Двойное сердце агента - Андрей Болонов
Зорин с Олейниковым встали рядом с Гудасовым. Тот потянулся к телефону.
– Мне надо… я должен позвонить… – сказал Гудасов, беря в руку телефонную трубку.
– Не надо, – твердо ответил Плужников. – Егор Петрович не сможет тебе ответить. У него инсульт…
* * *
Несколькими часами ранее Сидоров по вызову Хрущева приехал в Кремль.
– Ты считаешь, это козни Романского?! – орал на него Хрущев, потрясая папкой. – Вот, читай! Это документы, которые нашли дома у некоего генерала Гудасова. Знаешь такого?! Вот! Это документы, а не козни!
– Гудасов – большой мерзавец… – попытался вставить Сидоров.
– Мерзавец?! – сжал кулаки Хрущев. – Да ты еще больший мерзавец! Вот! Это про то, что ты в Ленинграде натворил, про Кубина, вот… Помнишь Кубина? Вот его блокнот! Читай! Он тоже мерзавец? А это что? А это – про сынка твоего, про валютные махинации… Ты у меня все вспомнишь! Я многое прощал, у нас в Кремле ангелов нет, но…
Хрущев не выдержал, схватил со стола тяжелую мраморную пепельницу и со всей силы швырнул ее в Сидорова. Пепельница ударилась об стенку в полуметре от его головы и рассыпалась на мелкие осколки. Сидоров даже не шевельнулся, он в оцепенении смотрел на Хрущева.

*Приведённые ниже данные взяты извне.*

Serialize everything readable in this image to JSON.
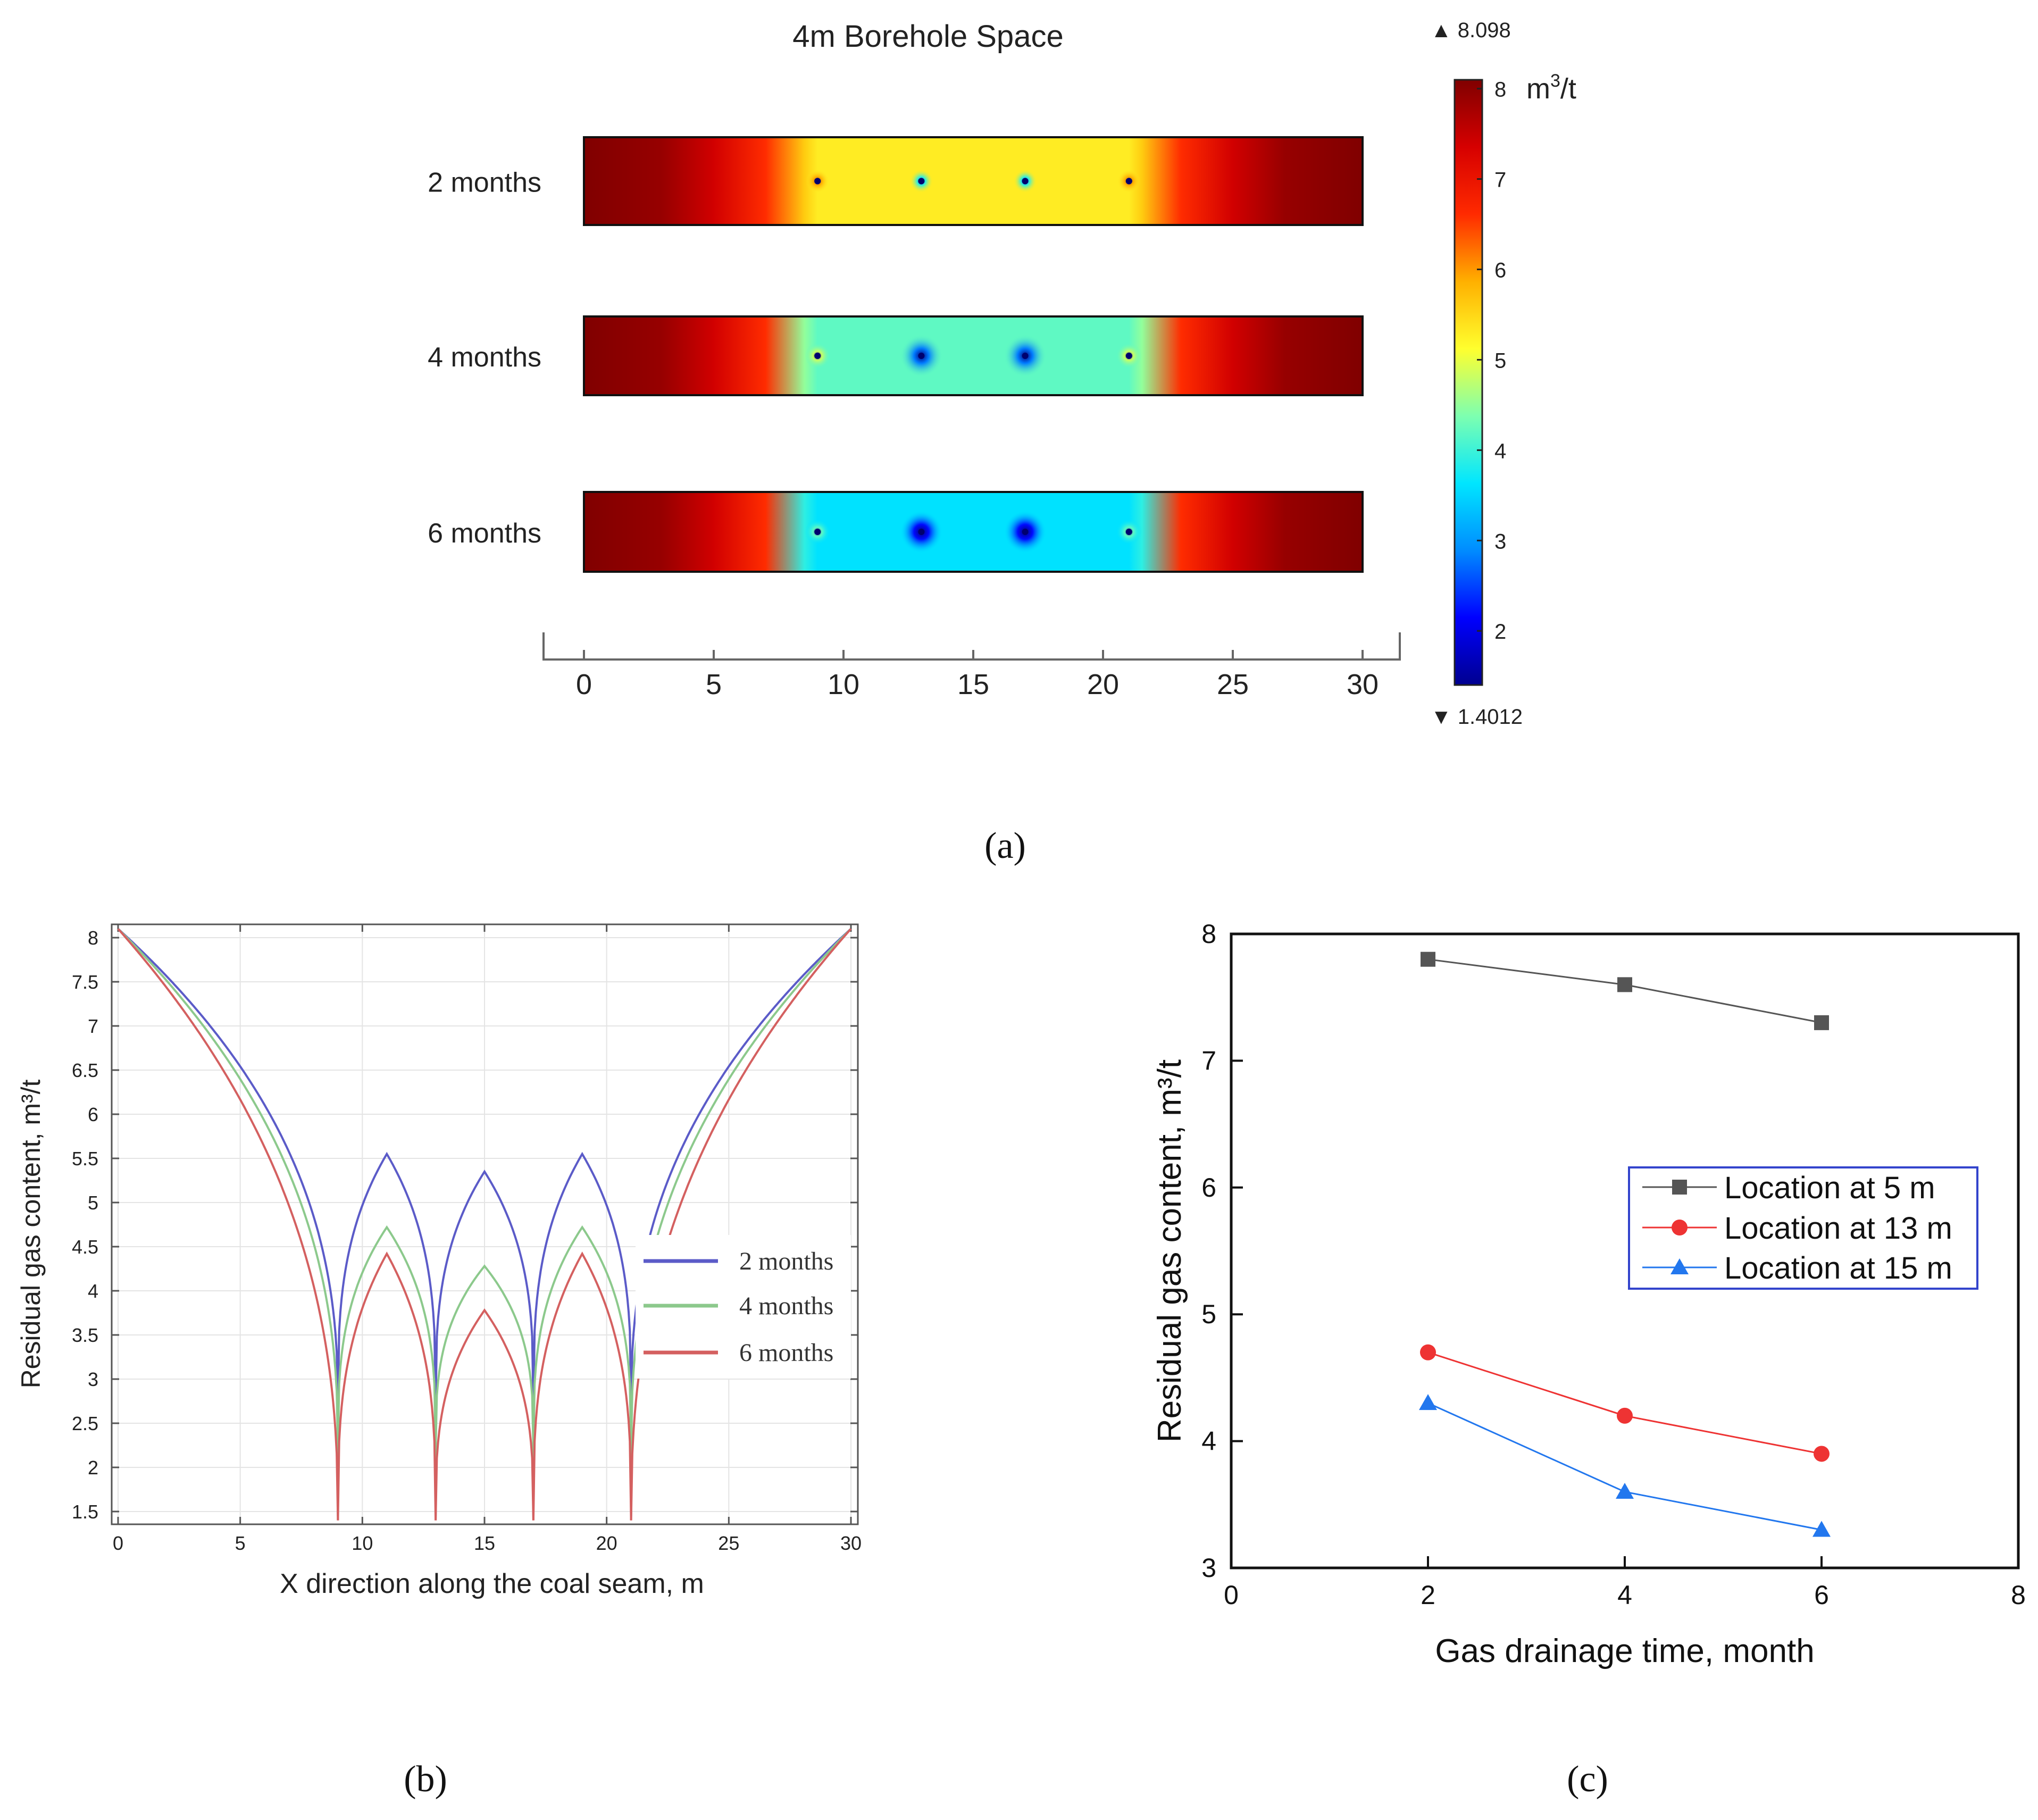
{
  "colors": {
    "heat_stops": [
      "#00008f",
      "#0000ff",
      "#008cff",
      "#00e6ff",
      "#7dffb0",
      "#ffff2e",
      "#ffb000",
      "#ff2a00",
      "#d60000",
      "#800000"
    ],
    "series_b": [
      "#5b5bc8",
      "#8cc98c",
      "#d46060"
    ],
    "series_c": [
      "#555555",
      "#ee3333",
      "#2277ee"
    ],
    "legend_c_border": "#3344cc"
  },
  "chart_data": [
    {
      "id": "a",
      "type": "heatmap",
      "title": "4m Borehole Space",
      "panel_label": "(a)",
      "rows": [
        {
          "label": "2 months",
          "hole_value": 5.3
        },
        {
          "label": "4 months",
          "hole_value": 4.2
        },
        {
          "label": "6 months",
          "hole_value": 3.6
        }
      ],
      "borehole_x": [
        9,
        13,
        17,
        21
      ],
      "x_ticks": [
        "0",
        "5",
        "10",
        "15",
        "20",
        "25",
        "30"
      ],
      "x_range": [
        0,
        30
      ],
      "colorbar": {
        "max_label": "▲ 8.098",
        "min_label": "▼ 1.4012",
        "max": 8.098,
        "min": 1.4012,
        "ticks": [
          "8",
          "7",
          "6",
          "5",
          "4",
          "3",
          "2"
        ],
        "unit_main": "m",
        "unit_sup": "3",
        "unit_rest": "/t"
      }
    },
    {
      "id": "b",
      "type": "line",
      "panel_label": "(b)",
      "xlabel": "X direction along the coal seam, m",
      "ylabel": "Residual gas content, m³/t",
      "xlim": [
        0,
        30
      ],
      "ylim": [
        1.4,
        8.15
      ],
      "x_ticks": [
        "0",
        "5",
        "10",
        "15",
        "20",
        "25",
        "30"
      ],
      "y_ticks": [
        "1.5",
        "2",
        "2.5",
        "3",
        "3.5",
        "4",
        "4.5",
        "5",
        "5.5",
        "6",
        "6.5",
        "7",
        "7.5",
        "8"
      ],
      "boreholes": [
        9,
        13,
        17,
        21
      ],
      "series": [
        {
          "name": "2 months",
          "edge_value": 8.1,
          "peaks": [
            5.55,
            5.35,
            5.55
          ],
          "notch_min": 2.7
        },
        {
          "name": "4 months",
          "edge_value": 8.1,
          "peaks": [
            4.72,
            4.28,
            4.72
          ],
          "notch_min": 2.2
        },
        {
          "name": "6 months",
          "edge_value": 8.1,
          "peaks": [
            4.42,
            3.78,
            4.42
          ],
          "notch_min": 1.4
        }
      ]
    },
    {
      "id": "c",
      "type": "line",
      "panel_label": "(c)",
      "xlabel": "Gas drainage time, month",
      "ylabel": "Residual gas content, m³/t",
      "xlim": [
        0,
        8
      ],
      "ylim": [
        3,
        8
      ],
      "x_ticks": [
        "0",
        "2",
        "4",
        "6",
        "8"
      ],
      "y_ticks": [
        "3",
        "4",
        "5",
        "6",
        "7",
        "8"
      ],
      "x": [
        2,
        4,
        6
      ],
      "series": [
        {
          "name": "Location at 5 m",
          "marker": "square",
          "values": [
            7.8,
            7.6,
            7.3
          ]
        },
        {
          "name": "Location at 13 m",
          "marker": "circle",
          "values": [
            4.7,
            4.2,
            3.9
          ]
        },
        {
          "name": "Location at 15 m",
          "marker": "triangle",
          "values": [
            4.3,
            3.6,
            3.3
          ]
        }
      ]
    }
  ]
}
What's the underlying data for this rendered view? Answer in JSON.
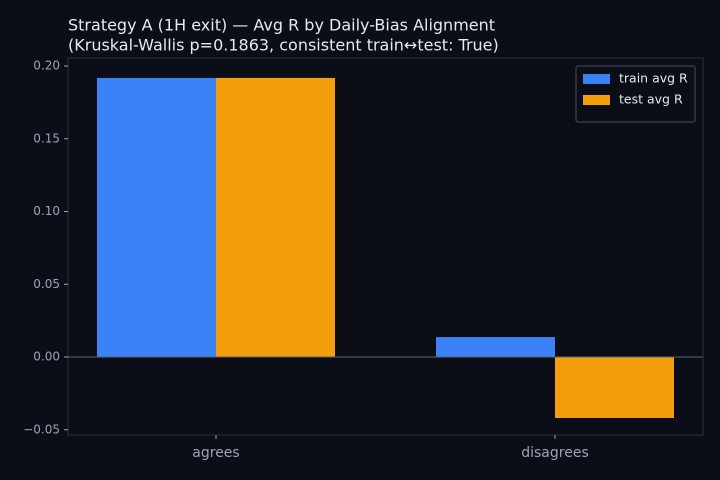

– Уходи… – обессилев, опустился в кресло Хрущев. – Вон. Глаза б мои тебя не видели.
Сидоров встал и на ватных ногах вышел из кабинета Хрущева.
* * *
Через полчаса лимузин доставил Сидорова на дачу.
Еле ступая, он с трудом поднялся по парадной лестнице и вошел внутрь особняка.
– Добрый день, Егор Петрович! – бросилась к нему горничная.
Сидоров не ответил.
Медленно поднялся на второй этаж, вошел в кабинет.
Из-за неприкрытой двери за ним наблюдала горничная.
Сидоров сел в кресло.
Машинально налил из графина воды в стакан… дрожащей рукой поднес его к губам… пальцы разжались… стакан упал на пол… брызнули осколки… Сидоров дернулся и замер.
– Врача! Срочно врача! – раздался истеричный крик горничной.
* * *
– Правда, перед тем как его разбил инсульт, – продолжил Плужников, глядя на Гудасова, – говорят, он успел сказать, что «ты – большой мерзавец». И это единственное, в чем наши мнения совпадают.
Зорин сделал шаг к Гудасову и вынул из его кобуры пистолет.
Гудасов сник, положил телефонную трубку.
– Он сам, сам – большой мерзавец! – скороговоркой залепетал он. – Я все расскажу. И про «Ленинградское дело», и про то, по чьему указанию был расстрелян генерал Кубин. Это же он меня попросил выкрасть донесения из дела Олейникова… Он! Это он хотел вас подставить, Павел Михайлович… Сволочь!
– Неужели ты думаешь, мы сами этого не знаем? – остановил его Плужников.
Гудасов разрыдался. К нему подошла Зина и, бросив презрительный взгляд, влепила ему пощечину.
– Какая же ты мразь! – воскликнула она. – Как ты мог?! Предать Павла Михайловича?! Как ты мог продаться американцам?! Подонок!
– Зина, – неожиданно прервал ее Плужников, – а с чего вы взяли, что он продался американцам?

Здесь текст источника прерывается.